Green roofs are subject to extreme environmental conditions, including prolonged periods of drought, high temperatures, and intense wind (Dunnett and Kingsbury, 2004; Getter and Rowe, 2006). In addition, the shallow (<15 cm) and lightweight growing substrates typically used on extensive green roofs do little-to-moderate temperature fluctuations, retain moisture, or allow plants to tap deep moisture reserves (Dunnett and Kingsbury, 2004). Consequently, a rather narrow range of drought-tolerant succulents [particularly stonecrop (Sedum) species] have been the dominant plant selections for extensive green roof applications (Getter and Rowe, 2006).
However, expanding the plant palette available for green roofs is desirable. Green roof vegetation composed of diverse growth forms can have higher stormwater and cooling performance relative to less diverse roofs (Lundholm et al., 2010). Also, the use of regionally native plants could help restore wildlife habitat and native biodiversity in the urban environment (Dunnett and Kingsbury, 2004; Snodgrass and Snodgrass, 2006; Tallamy, 2007). This use of regionally native plants is often an explicit goal of many green roofs, and native species have been successfully used on green roofs where designs incorporate natural soils to enhance their similarity to native habitats (Brenneisen, 2006). Yet, identifying suitable native species is not straightforward because of the unique environmental conditions on roofs and the constraints on substrate composition. Plants that display suitable traits in their native contexts may not do so in the context of an extensive green roof. For instance, many prairie species achieve drought tolerance through their extensive root systems associated with specific microbial symbionts (Snodgrass and Snodgrass, 2006). Alpine plants can tolerate extreme temperature fluctuations; yet, they often cannot tolerate the absolute highs encountered on an urban rooftop.
In addition, regional differences in climate can impose unique constraints on plant functional performance and the associated management requirements. The design of the living component of green roof systems should be tailored to these specific regional differences and to the specific functional goals (Simmons et al., 2008). Although there has been much work exploring these design relationships for roofs in northern Europe and the eastern United States, we know considerably less about the optimal design strategies for other regions and climate regimes (Dvorak and Volder, 2010). For instance, in temperate regions, current guidelines suggest that irrigation is needed only for plant establishment and that, with proper design (e.g., plant selection, substrate type, and depth) there is no need for permanent irrigation (Dunnett and Kingsbury, 2004; Getter and Rowe, 2006; Miller, 2003; Snodgrass and Snodgrass, 2006).

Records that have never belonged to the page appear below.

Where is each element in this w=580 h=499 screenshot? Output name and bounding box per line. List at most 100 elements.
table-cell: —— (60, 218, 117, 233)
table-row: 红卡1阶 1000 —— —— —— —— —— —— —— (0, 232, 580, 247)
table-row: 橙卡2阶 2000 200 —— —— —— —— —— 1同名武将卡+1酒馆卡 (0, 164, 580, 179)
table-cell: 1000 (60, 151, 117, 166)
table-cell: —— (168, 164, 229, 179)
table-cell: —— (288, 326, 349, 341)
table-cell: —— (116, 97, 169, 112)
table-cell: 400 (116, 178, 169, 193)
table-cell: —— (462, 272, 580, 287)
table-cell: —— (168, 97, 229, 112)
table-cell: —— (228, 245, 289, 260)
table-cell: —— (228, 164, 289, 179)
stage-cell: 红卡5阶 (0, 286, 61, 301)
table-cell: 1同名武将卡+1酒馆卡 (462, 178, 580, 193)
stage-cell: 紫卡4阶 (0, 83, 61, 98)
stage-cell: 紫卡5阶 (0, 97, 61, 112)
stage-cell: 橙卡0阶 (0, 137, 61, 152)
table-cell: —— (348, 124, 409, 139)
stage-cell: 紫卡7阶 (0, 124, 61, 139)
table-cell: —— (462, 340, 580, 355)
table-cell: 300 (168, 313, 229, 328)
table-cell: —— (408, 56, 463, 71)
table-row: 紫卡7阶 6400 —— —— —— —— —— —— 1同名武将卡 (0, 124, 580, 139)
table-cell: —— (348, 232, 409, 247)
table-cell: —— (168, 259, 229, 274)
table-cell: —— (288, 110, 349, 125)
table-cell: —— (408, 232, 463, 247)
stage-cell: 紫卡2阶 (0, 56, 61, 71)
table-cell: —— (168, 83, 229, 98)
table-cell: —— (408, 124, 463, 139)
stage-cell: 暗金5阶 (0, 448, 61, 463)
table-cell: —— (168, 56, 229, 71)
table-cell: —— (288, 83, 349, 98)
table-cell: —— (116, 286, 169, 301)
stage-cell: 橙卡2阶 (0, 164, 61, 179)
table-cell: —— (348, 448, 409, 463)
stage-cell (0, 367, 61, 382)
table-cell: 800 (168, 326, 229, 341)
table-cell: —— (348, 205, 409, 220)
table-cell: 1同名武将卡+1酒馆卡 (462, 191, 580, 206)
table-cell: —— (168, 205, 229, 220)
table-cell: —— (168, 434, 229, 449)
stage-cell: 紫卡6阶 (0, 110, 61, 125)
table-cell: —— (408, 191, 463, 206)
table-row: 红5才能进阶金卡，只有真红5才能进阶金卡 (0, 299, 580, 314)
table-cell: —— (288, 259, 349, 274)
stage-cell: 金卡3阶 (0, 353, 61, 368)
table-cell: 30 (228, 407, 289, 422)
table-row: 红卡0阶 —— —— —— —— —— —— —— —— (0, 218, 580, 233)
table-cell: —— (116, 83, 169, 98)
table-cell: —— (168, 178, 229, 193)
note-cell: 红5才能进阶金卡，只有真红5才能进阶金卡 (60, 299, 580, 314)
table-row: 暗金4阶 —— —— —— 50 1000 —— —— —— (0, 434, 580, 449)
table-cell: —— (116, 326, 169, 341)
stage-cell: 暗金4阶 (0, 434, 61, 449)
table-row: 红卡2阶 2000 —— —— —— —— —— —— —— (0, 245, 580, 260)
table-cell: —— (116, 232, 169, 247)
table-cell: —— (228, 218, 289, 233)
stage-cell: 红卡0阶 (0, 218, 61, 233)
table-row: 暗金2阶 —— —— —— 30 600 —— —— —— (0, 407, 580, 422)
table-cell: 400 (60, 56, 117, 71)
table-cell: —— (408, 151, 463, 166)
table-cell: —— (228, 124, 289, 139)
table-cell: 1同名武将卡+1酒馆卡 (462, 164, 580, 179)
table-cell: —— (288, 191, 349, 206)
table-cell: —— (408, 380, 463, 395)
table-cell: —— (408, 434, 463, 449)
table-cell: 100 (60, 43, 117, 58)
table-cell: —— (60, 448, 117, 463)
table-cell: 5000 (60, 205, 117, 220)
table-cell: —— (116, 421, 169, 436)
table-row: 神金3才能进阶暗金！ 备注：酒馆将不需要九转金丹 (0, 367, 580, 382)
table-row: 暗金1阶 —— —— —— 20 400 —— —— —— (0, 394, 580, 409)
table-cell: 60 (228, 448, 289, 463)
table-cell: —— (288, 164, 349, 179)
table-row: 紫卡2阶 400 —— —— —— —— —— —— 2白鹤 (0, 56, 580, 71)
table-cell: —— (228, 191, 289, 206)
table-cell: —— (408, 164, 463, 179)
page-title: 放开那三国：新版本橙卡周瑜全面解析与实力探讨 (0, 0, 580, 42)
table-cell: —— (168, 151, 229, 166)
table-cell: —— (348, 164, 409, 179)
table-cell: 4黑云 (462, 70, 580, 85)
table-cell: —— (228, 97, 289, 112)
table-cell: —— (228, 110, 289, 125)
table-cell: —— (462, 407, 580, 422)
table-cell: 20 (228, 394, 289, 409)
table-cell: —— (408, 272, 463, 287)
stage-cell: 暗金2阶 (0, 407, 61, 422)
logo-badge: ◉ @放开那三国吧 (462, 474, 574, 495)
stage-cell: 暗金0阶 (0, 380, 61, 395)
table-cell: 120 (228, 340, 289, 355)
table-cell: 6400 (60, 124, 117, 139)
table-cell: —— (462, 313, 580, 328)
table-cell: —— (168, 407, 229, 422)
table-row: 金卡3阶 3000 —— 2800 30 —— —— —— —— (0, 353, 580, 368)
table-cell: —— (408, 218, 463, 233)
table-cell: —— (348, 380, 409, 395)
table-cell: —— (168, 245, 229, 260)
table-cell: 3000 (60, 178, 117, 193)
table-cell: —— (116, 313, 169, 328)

However, it is far from clear whether this prescription holds true for green roofs in semiarid and arid climates. These climatic zones cover more landmass than any other climate grouping; yet, we have very little information about proper water management for green roofs under these conditions.
Despite its rainy reputation, the Pacific northwestern United States is dry through most of the summer. For example, Portland, OR, has an annual average rainfall of 37.5 inches, but only an average of 3 inches of this falls during the months of July, August, and September (Hale, 2009). Given typical extensive green roof substrate types and depth, irrigation may be necessary to maintain plants other than the most drought-tolerant sedums. In an effort to provide some guidance and to limit the potential use of irrigation on green roofs, Portland's Bureau of Environmental Services restricts irrigation on all new green roofs seeking to qualify for its floor area ratio (FAR) bonus. The FAR bonus loosens building height restrictions in the Central City District for buildings with green roofs. Building owners–awarded FAR bonuses are required to apply no more than 0.5 inch of irrigation to their extensive green roofs every 10 d during plant establishment and 0.25 inch every 10 d following establishment (T. Liptan, personal communication). These guidelines were established from observations on a single extensive roof setup, and there is a need for more comprehensive data on plant performance across a range of irrigation levels. No studies have investigated the efficacy of current water management practices in a summer dry environment such as the Pacific northwestern United States or evaluated the performance of green roof plant selections within the context of a specific water management regime.
This study tested the performance of a selection of Pacific northwestern U.S. native and non-native plant species under three different summer irrigation regimes. We also evaluated expected water use and associated management costs under each irrigation regime.